Hopefully I can learn a few new things on here and also use my knowldge to help out if poss...

See you round the forum


----------



## Double D (Jan 17, 2007)

Malley there, Double D here. Glad to see I convinced you to come aboard.


----------



## wala (Jan 17, 2007)

Double D said:


> Malley there, Double D here. Glad to see I convinced you to come aboard.



well i cant say you tried too hard, but i got a feeling you know whats what, so here i am....  Cheers for referrin me


----------



## Double D (Jan 17, 2007)

You will find you have alot more in common with guys here than you do at the other place.


----------



## ABCs (Jan 17, 2007)

Hey Wala. I see a fellow Wii fan has finally joined this here fitness forum. Welcome!


----------



## wala (Jan 17, 2007)

yeh ABCs, love the Wii, dont play it alot with work, gym and being on here learning... but i do like a little Wii sports and rayman lol and i have zelda too - the only reason i actually bought it in the first place


----------



## ABCs (Jan 17, 2007)

wala said:


> yeh ABCs, love the Wii, dont play it alot with work, gym and being on here learning... but i do like a little Wii sports and rayman lol and i have zelda too - the only reason i actually bought it in the first place



Haha nice man. Yeah I have the Wii with 6 games and the 360 with a shitload of games and I get to play MAYBE 30 minutes every other day if i'm lucky due to my training and work schedule.


----------



## Double D (Jan 17, 2007)

You gonna post your pictures?


----------



## wala (Jan 17, 2007)

who me?... i just did actually yeh....... Go check em out if you wanna


----------



## Double D (Jan 17, 2007)

If they are the same as the ones at the other place I have seen em.


----------



## ABCs (Jan 17, 2007)

wala said:


> who me?... i just did actually yeh....... Go check em out if you wanna



Holy Shit. You are one ripped up weight lifter.


----------



## wala (Jan 17, 2007)

some are and some aren't


----------



## Double D (Jan 17, 2007)

I would be interested to see what kinda of numbers you put up. Start a journal.


----------



## wala (Jan 17, 2007)

i'll take a look at yours first... i've never made any kind of journal.. ever!


----------



## Double D (Jan 17, 2007)

They are alot of fun. Besides you will get alot of critisism which is great!


----------



## wala (Jan 17, 2007)

ABCs said:


> Holy Shit. You are one ripped up weight lifter.
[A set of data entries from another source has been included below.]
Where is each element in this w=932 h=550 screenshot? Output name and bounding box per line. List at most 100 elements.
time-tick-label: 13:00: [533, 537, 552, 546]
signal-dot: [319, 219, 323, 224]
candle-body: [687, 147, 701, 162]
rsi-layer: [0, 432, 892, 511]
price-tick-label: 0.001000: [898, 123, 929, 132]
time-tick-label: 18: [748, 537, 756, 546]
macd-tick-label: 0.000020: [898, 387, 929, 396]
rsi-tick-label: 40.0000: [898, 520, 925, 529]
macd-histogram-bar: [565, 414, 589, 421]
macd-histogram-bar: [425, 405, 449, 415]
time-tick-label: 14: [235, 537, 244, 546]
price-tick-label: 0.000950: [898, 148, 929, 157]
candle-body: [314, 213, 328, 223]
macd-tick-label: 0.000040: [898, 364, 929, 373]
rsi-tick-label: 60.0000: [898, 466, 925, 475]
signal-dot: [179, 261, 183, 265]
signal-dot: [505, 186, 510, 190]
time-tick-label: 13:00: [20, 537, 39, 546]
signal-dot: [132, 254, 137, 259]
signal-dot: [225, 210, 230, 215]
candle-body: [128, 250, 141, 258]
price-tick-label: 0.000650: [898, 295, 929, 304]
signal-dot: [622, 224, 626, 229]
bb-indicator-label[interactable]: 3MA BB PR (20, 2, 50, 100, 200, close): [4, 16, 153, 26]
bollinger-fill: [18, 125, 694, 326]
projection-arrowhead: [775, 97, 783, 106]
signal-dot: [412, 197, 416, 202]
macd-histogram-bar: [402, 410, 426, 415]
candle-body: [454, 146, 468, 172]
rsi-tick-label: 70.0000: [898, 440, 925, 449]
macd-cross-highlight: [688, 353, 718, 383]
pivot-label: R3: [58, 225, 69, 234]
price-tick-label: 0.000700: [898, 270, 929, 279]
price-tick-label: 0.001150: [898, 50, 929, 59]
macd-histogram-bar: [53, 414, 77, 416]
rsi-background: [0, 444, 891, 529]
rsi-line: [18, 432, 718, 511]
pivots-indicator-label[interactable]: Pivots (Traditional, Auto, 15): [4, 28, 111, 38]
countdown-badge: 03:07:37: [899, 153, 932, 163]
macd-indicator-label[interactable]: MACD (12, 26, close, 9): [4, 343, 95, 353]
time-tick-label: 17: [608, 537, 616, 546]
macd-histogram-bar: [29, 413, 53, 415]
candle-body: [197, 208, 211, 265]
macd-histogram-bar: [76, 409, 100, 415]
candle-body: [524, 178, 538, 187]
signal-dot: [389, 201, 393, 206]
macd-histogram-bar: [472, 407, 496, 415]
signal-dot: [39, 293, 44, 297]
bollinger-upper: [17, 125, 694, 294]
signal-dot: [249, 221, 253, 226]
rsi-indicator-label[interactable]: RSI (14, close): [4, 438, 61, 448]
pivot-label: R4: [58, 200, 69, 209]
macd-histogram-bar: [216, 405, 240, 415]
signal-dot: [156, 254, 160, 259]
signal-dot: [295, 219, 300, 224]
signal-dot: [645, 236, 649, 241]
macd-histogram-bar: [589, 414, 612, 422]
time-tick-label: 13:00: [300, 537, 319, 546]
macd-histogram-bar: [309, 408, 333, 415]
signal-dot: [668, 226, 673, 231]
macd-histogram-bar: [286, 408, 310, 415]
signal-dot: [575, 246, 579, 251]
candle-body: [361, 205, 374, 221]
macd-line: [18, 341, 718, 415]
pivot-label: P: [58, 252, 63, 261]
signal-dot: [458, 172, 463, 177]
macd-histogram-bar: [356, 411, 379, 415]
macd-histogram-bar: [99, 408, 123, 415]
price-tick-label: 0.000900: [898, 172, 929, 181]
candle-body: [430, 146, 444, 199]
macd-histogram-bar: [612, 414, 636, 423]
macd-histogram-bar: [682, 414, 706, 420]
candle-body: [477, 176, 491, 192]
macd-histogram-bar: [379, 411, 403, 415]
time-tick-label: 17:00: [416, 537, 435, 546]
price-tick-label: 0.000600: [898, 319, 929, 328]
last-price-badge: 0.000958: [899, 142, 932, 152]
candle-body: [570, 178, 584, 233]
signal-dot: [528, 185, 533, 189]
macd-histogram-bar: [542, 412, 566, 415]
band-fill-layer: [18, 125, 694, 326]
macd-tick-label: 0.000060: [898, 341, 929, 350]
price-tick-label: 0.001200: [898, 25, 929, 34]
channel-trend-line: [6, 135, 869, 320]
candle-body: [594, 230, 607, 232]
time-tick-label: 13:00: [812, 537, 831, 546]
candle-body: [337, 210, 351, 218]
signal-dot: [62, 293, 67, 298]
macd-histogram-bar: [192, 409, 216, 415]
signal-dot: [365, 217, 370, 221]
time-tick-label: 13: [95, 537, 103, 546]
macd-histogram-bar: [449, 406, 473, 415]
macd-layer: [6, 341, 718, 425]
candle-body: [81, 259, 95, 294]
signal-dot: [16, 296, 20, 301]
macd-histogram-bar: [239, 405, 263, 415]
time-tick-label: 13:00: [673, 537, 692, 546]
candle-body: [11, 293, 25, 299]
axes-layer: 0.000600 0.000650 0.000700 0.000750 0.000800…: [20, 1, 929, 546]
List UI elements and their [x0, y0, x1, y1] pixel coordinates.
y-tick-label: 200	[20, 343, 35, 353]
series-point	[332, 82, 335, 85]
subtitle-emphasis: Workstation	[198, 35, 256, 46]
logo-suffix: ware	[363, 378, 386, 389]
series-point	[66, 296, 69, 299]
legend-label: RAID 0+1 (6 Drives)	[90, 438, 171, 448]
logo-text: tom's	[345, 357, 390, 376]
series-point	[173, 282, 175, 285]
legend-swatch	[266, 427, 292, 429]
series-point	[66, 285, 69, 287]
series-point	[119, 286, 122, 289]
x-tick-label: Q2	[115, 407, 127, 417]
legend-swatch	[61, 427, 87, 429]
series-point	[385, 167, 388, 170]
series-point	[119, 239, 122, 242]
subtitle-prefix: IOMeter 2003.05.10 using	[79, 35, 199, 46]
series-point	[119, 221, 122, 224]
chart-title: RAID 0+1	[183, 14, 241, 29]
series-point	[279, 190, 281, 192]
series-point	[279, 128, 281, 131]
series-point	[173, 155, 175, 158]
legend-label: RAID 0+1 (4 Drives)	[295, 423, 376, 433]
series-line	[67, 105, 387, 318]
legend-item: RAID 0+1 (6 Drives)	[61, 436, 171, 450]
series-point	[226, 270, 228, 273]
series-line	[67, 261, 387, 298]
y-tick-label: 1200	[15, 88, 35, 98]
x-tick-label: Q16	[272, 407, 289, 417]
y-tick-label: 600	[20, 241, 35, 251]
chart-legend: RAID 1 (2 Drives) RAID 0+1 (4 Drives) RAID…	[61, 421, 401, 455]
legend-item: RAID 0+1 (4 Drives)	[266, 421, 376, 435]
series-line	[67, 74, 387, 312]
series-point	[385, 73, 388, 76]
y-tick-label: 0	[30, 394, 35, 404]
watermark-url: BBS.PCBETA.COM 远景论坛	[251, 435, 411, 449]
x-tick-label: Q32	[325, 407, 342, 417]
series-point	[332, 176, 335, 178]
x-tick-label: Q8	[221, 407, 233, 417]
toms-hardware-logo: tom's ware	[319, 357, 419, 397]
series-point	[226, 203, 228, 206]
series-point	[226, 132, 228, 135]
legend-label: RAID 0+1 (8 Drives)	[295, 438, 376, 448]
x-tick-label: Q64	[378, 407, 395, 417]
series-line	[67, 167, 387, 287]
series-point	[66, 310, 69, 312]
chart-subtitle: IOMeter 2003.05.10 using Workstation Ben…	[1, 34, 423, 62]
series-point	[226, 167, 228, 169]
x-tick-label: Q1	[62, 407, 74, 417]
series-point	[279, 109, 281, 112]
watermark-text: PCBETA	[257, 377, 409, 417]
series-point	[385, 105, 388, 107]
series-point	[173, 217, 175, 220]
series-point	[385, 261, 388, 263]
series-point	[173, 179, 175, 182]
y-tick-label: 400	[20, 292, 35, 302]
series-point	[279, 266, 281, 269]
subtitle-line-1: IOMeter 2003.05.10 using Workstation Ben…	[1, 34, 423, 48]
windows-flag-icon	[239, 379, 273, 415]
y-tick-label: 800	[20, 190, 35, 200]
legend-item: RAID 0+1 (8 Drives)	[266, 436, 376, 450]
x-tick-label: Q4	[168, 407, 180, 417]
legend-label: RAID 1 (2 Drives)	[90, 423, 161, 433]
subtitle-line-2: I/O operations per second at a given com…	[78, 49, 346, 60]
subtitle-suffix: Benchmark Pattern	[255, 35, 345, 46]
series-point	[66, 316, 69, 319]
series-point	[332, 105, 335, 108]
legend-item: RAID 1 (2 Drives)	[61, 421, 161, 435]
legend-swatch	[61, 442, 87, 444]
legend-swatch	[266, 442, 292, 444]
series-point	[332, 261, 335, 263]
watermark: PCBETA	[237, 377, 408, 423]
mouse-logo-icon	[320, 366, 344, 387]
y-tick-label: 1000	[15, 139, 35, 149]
cheers man, i wouldn't say im ripped tho... im actually in the process of just changing my diet around to cut my fat.. while keeping muscle (horrible equation to work out!).. so i'm lookin to lose at least 10lb in fat over the next few months


----------



## wala (Jan 17, 2007)

Double D said:


> They are alot of fun. Besides you will get alot of critisism which is great!



guess so... i like to hear about where i can improve.. its all well and good people saying wow, lookin good (whether they mean it or not) but that aint gonna get a mofo anywher is it!


----------



## Jodi (Jan 17, 2007)

Criticism or a beating, one of the two


----------



## wala (Jan 17, 2007)

haha... im new, you cant beat a newbie!.... can you?


----------



## Double D (Jan 17, 2007)

Ya I get beatings, especially whenever I post nutrition and Jodi comes into my journal. Gotta love her!


----------



## Arnold (Jan 17, 2007)

wala welcome to IM!


----------



## Doublebase (Jan 18, 2007)

Welcome Wala.


----------